If you plan to use protein language models (e.g., ESM-based encoders), additional dependencies may be required depending on your encoder choice.

Usage

1) Training

Edit paths in scripts/run.py to point to your local configuration and data, then run:

python scripts/run.py

The training entrypoint calls train_pipeline(...) from src/utils.py, which expects a YAML config path. This repository does not include a default config file, so you need to provide your own configuration and data paths.

2) Inference / Curve Generation

The inference entrypoint uses curve_prediction(...) from src/utils.py and expects:

• A pretrained model directory containing both best_model.pt and config.yaml.
• A PDB/mmCIF file (or PDB ID path) plus chain information.

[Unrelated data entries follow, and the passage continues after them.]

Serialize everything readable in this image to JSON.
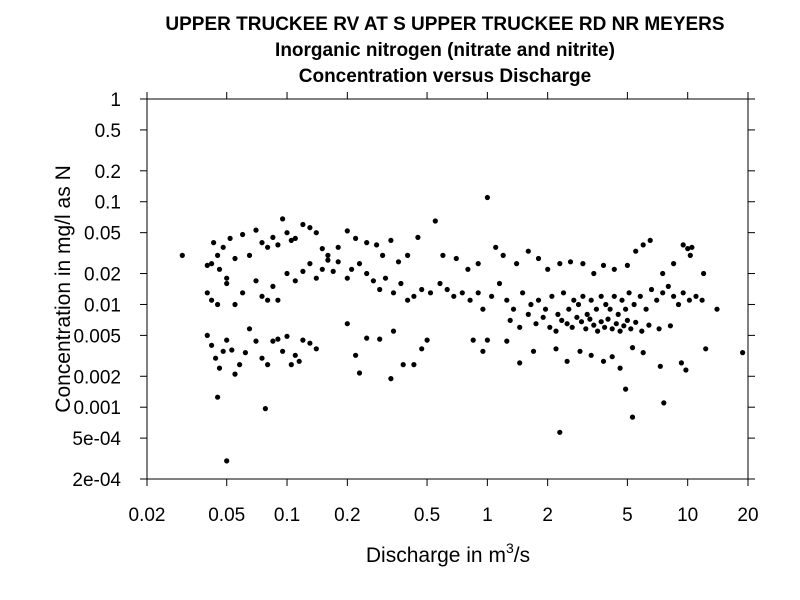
{
  "chart_data": {
    "type": "scatter",
    "title_lines": [
      "UPPER TRUCKEE RV AT S UPPER TRUCKEE RD NR MEYERS",
      "Inorganic nitrogen (nitrate and nitrite)",
      "Concentration versus Discharge"
    ],
    "xlabel": "Discharge in m",
    "xlabel_sup": "3",
    "xlabel_tail": "/s",
    "ylabel": "Concentration in mg/l as N",
    "x_scale": "log",
    "y_scale": "log",
    "xlim": [
      0.02,
      20
    ],
    "ylim": [
      0.0002,
      1
    ],
    "x_ticks": [
      {
        "value": 0.02,
        "label": "0.02"
      },
      {
        "value": 0.05,
        "label": "0.05"
      },
      {
        "value": 0.1,
        "label": "0.1"
      },
      {
        "value": 0.2,
        "label": "0.2"
      },
      {
        "value": 0.5,
        "label": "0.5"
      },
      {
        "value": 1,
        "label": "1"
      },
      {
        "value": 2,
        "label": "2"
      },
      {
        "value": 5,
        "label": "5"
      },
      {
        "value": 10,
        "label": "10"
      },
      {
        "value": 20,
        "label": "20"
      }
    ],
    "y_ticks": [
      {
        "value": 1,
        "label": "1"
      },
      {
        "value": 0.5,
        "label": "0.5"
      },
      {
        "value": 0.2,
        "label": "0.2"
      },
      {
        "value": 0.1,
        "label": "0.1"
      },
      {
        "value": 0.05,
        "label": "0.05"
      },
      {
        "value": 0.02,
        "label": "0.02"
      },
      {
        "value": 0.01,
        "label": "0.01"
      },
      {
        "value": 0.005,
        "label": "0.005"
      },
      {
        "value": 0.002,
        "label": "0.002"
      },
      {
        "value": 0.001,
        "label": "0.001"
      },
      {
        "value": 0.0005,
        "label": "5e-04"
      },
      {
        "value": 0.0002,
        "label": "2e-04"
      }
    ],
    "grid": false,
    "legend": "none",
    "marker_color": "#000000",
    "points": [
      [
        0.03,
        0.03
      ],
      [
        0.04,
        0.024
      ],
      [
        0.042,
        0.025
      ],
      [
        0.043,
        0.04
      ],
      [
        0.045,
        0.03
      ],
      [
        0.046,
        0.022
      ],
      [
        0.048,
        0.036
      ],
      [
        0.05,
        0.018
      ],
      [
        0.052,
        0.044
      ],
      [
        0.055,
        0.028
      ],
      [
        0.06,
        0.048
      ],
      [
        0.065,
        0.03
      ],
      [
        0.07,
        0.053
      ],
      [
        0.075,
        0.04
      ],
      [
        0.08,
        0.036
      ],
      [
        0.085,
        0.045
      ],
      [
        0.09,
        0.038
      ],
      [
        0.095,
        0.068
      ],
      [
        0.1,
        0.05
      ],
      [
        0.105,
        0.042
      ],
      [
        0.11,
        0.044
      ],
      [
        0.12,
        0.06
      ],
      [
        0.13,
        0.056
      ],
      [
        0.14,
        0.05
      ],
      [
        0.15,
        0.035
      ],
      [
        0.16,
        0.03
      ],
      [
        0.18,
        0.036
      ],
      [
        0.2,
        0.052
      ],
      [
        0.22,
        0.044
      ],
      [
        0.25,
        0.04
      ],
      [
        0.28,
        0.038
      ],
      [
        0.3,
        0.03
      ],
      [
        0.33,
        0.042
      ],
      [
        0.36,
        0.026
      ],
      [
        0.4,
        0.03
      ],
      [
        0.45,
        0.045
      ],
      [
        0.55,
        0.065
      ],
      [
        0.6,
        0.03
      ],
      [
        0.7,
        0.028
      ],
      [
        0.8,
        0.022
      ],
      [
        0.9,
        0.025
      ],
      [
        1.0,
        0.11
      ],
      [
        1.1,
        0.036
      ],
      [
        1.2,
        0.03
      ],
      [
        1.4,
        0.025
      ],
      [
        1.6,
        0.033
      ],
      [
        1.8,
        0.028
      ],
      [
        2.0,
        0.022
      ],
      [
        2.3,
        0.025
      ],
      [
        2.6,
        0.026
      ],
      [
        3.0,
        0.025
      ],
      [
        3.4,
        0.02
      ],
      [
        3.8,
        0.024
      ],
      [
        4.3,
        0.022
      ],
      [
        5.0,
        0.024
      ],
      [
        5.5,
        0.033
      ],
      [
        6.0,
        0.038
      ],
      [
        6.5,
        0.042
      ],
      [
        7.5,
        0.02
      ],
      [
        8.5,
        0.025
      ],
      [
        9.5,
        0.038
      ],
      [
        10.0,
        0.035
      ],
      [
        10.3,
        0.03
      ],
      [
        10.5,
        0.036
      ],
      [
        12.0,
        0.02
      ],
      [
        0.04,
        0.013
      ],
      [
        0.042,
        0.011
      ],
      [
        0.045,
        0.01
      ],
      [
        0.05,
        0.016
      ],
      [
        0.055,
        0.01
      ],
      [
        0.06,
        0.013
      ],
      [
        0.07,
        0.017
      ],
      [
        0.075,
        0.012
      ],
      [
        0.08,
        0.011
      ],
      [
        0.085,
        0.015
      ],
      [
        0.09,
        0.011
      ],
      [
        0.1,
        0.02
      ],
      [
        0.11,
        0.017
      ],
      [
        0.12,
        0.021
      ],
      [
        0.13,
        0.025
      ],
      [
        0.14,
        0.018
      ],
      [
        0.15,
        0.022
      ],
      [
        0.16,
        0.027
      ],
      [
        0.17,
        0.021
      ],
      [
        0.18,
        0.026
      ],
      [
        0.2,
        0.018
      ],
      [
        0.21,
        0.022
      ],
      [
        0.23,
        0.025
      ],
      [
        0.25,
        0.02
      ],
      [
        0.27,
        0.017
      ],
      [
        0.29,
        0.014
      ],
      [
        0.31,
        0.018
      ],
      [
        0.34,
        0.013
      ],
      [
        0.37,
        0.016
      ],
      [
        0.4,
        0.011
      ],
      [
        0.43,
        0.012
      ],
      [
        0.47,
        0.014
      ],
      [
        0.52,
        0.013
      ],
      [
        0.58,
        0.016
      ],
      [
        0.63,
        0.014
      ],
      [
        0.68,
        0.012
      ],
      [
        0.75,
        0.013
      ],
      [
        0.82,
        0.011
      ],
      [
        0.9,
        0.013
      ],
      [
        0.95,
        0.009
      ],
      [
        1.05,
        0.012
      ],
      [
        1.15,
        0.016
      ],
      [
        1.25,
        0.011
      ],
      [
        1.35,
        0.009
      ],
      [
        1.5,
        0.013
      ],
      [
        1.65,
        0.01
      ],
      [
        1.8,
        0.011
      ],
      [
        1.95,
        0.009
      ],
      [
        2.1,
        0.012
      ],
      [
        2.25,
        0.008
      ],
      [
        2.4,
        0.013
      ],
      [
        2.55,
        0.009
      ],
      [
        2.7,
        0.011
      ],
      [
        2.85,
        0.01
      ],
      [
        3.0,
        0.012
      ],
      [
        3.15,
        0.008
      ],
      [
        3.3,
        0.011
      ],
      [
        3.5,
        0.009
      ],
      [
        3.7,
        0.012
      ],
      [
        3.9,
        0.01
      ],
      [
        4.1,
        0.009
      ],
      [
        4.3,
        0.012
      ],
      [
        4.5,
        0.008
      ],
      [
        4.7,
        0.011
      ],
      [
        4.9,
        0.009
      ],
      [
        5.1,
        0.013
      ],
      [
        5.4,
        0.01
      ],
      [
        5.8,
        0.012
      ],
      [
        6.2,
        0.009
      ],
      [
        6.6,
        0.014
      ],
      [
        7.0,
        0.011
      ],
      [
        7.5,
        0.013
      ],
      [
        8.0,
        0.015
      ],
      [
        8.5,
        0.012
      ],
      [
        9.0,
        0.01
      ],
      [
        9.5,
        0.013
      ],
      [
        10.2,
        0.011
      ],
      [
        11.0,
        0.012
      ],
      [
        11.8,
        0.011
      ],
      [
        14.0,
        0.009
      ],
      [
        1.3,
        0.007
      ],
      [
        1.45,
        0.006
      ],
      [
        1.6,
        0.008
      ],
      [
        1.75,
        0.0065
      ],
      [
        1.9,
        0.0075
      ],
      [
        2.05,
        0.006
      ],
      [
        2.2,
        0.0055
      ],
      [
        2.35,
        0.007
      ],
      [
        2.5,
        0.0065
      ],
      [
        2.65,
        0.006
      ],
      [
        2.8,
        0.0075
      ],
      [
        2.95,
        0.0068
      ],
      [
        3.1,
        0.0058
      ],
      [
        3.25,
        0.0072
      ],
      [
        3.4,
        0.0063
      ],
      [
        3.55,
        0.0055
      ],
      [
        3.7,
        0.0068
      ],
      [
        3.85,
        0.006
      ],
      [
        4.0,
        0.0072
      ],
      [
        4.2,
        0.0058
      ],
      [
        4.4,
        0.0065
      ],
      [
        4.6,
        0.0055
      ],
      [
        4.8,
        0.0062
      ],
      [
        5.0,
        0.007
      ],
      [
        5.2,
        0.0058
      ],
      [
        5.5,
        0.0067
      ],
      [
        5.9,
        0.0055
      ],
      [
        6.4,
        0.0063
      ],
      [
        7.2,
        0.0058
      ],
      [
        8.2,
        0.0062
      ],
      [
        0.04,
        0.005
      ],
      [
        0.042,
        0.004
      ],
      [
        0.044,
        0.003
      ],
      [
        0.046,
        0.0024
      ],
      [
        0.048,
        0.0035
      ],
      [
        0.05,
        0.0045
      ],
      [
        0.053,
        0.0036
      ],
      [
        0.055,
        0.0021
      ],
      [
        0.058,
        0.0026
      ],
      [
        0.062,
        0.0034
      ],
      [
        0.065,
        0.0058
      ],
      [
        0.07,
        0.0044
      ],
      [
        0.075,
        0.003
      ],
      [
        0.08,
        0.0026
      ],
      [
        0.085,
        0.0044
      ],
      [
        0.09,
        0.0046
      ],
      [
        0.095,
        0.0035
      ],
      [
        0.1,
        0.0049
      ],
      [
        0.105,
        0.0026
      ],
      [
        0.11,
        0.0032
      ],
      [
        0.115,
        0.0028
      ],
      [
        0.12,
        0.0045
      ],
      [
        0.13,
        0.0042
      ],
      [
        0.14,
        0.0037
      ],
      [
        0.2,
        0.0065
      ],
      [
        0.22,
        0.0032
      ],
      [
        0.25,
        0.0047
      ],
      [
        0.29,
        0.0046
      ],
      [
        0.34,
        0.0055
      ],
      [
        0.38,
        0.0026
      ],
      [
        0.43,
        0.0026
      ],
      [
        0.47,
        0.0037
      ],
      [
        0.5,
        0.0045
      ],
      [
        0.85,
        0.0045
      ],
      [
        0.95,
        0.0035
      ],
      [
        1.0,
        0.0045
      ],
      [
        1.25,
        0.0044
      ],
      [
        1.45,
        0.0027
      ],
      [
        1.7,
        0.0035
      ],
      [
        2.2,
        0.0037
      ],
      [
        2.5,
        0.0028
      ],
      [
        2.9,
        0.0035
      ],
      [
        3.3,
        0.0032
      ],
      [
        3.8,
        0.0028
      ],
      [
        4.2,
        0.0031
      ],
      [
        4.6,
        0.0024
      ],
      [
        5.3,
        0.0038
      ],
      [
        6.0,
        0.0034
      ],
      [
        7.3,
        0.0025
      ],
      [
        9.3,
        0.0027
      ],
      [
        9.8,
        0.0023
      ],
      [
        12.3,
        0.0037
      ],
      [
        18.8,
        0.0034
      ],
      [
        0.045,
        0.00125
      ],
      [
        0.05,
        0.0003
      ],
      [
        0.078,
        0.00097
      ],
      [
        0.23,
        0.00215
      ],
      [
        0.33,
        0.0019
      ],
      [
        2.3,
        0.00057
      ],
      [
        4.9,
        0.0015
      ],
      [
        5.3,
        0.0008
      ],
      [
        7.6,
        0.0011
      ]
    ]
  }
}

Update scripts/run.py or your own script accordingly:

from Gen_Unfold.src import curve_prediction

curve_prediction(
    pretrained_model_path="/path/to/checkpoint_dir",
    pdb_id_or_path="/path/to/1emb.cif",
    chain="A",
    feature_path="/path/to/feature_dir",
    save_path="/path/to/predictions.npy",
    num_samples=1024,
    device="cuda",
)

3) Plotting & Evaluation

Use scripts/results.py to generate comparison plots and metrics. The default helpers assume the sample arrays under scripts/data and will output figures such as violin plots and curve comparisons.

python scripts/results.py

Example plots are available in scripts/sample_results/.

Notes

• trained_models/best_model.pt is an example checkpoint. The inference pipeline expects a config.yaml alongside the checkpoint; make sure your trained model directory contains both.
• Sample data used for plotting is under scripts/data/.
• The repository is research-oriented; some paths in scripts are placeholders and should be updated to match your local environment.

License

Specify your project's license here.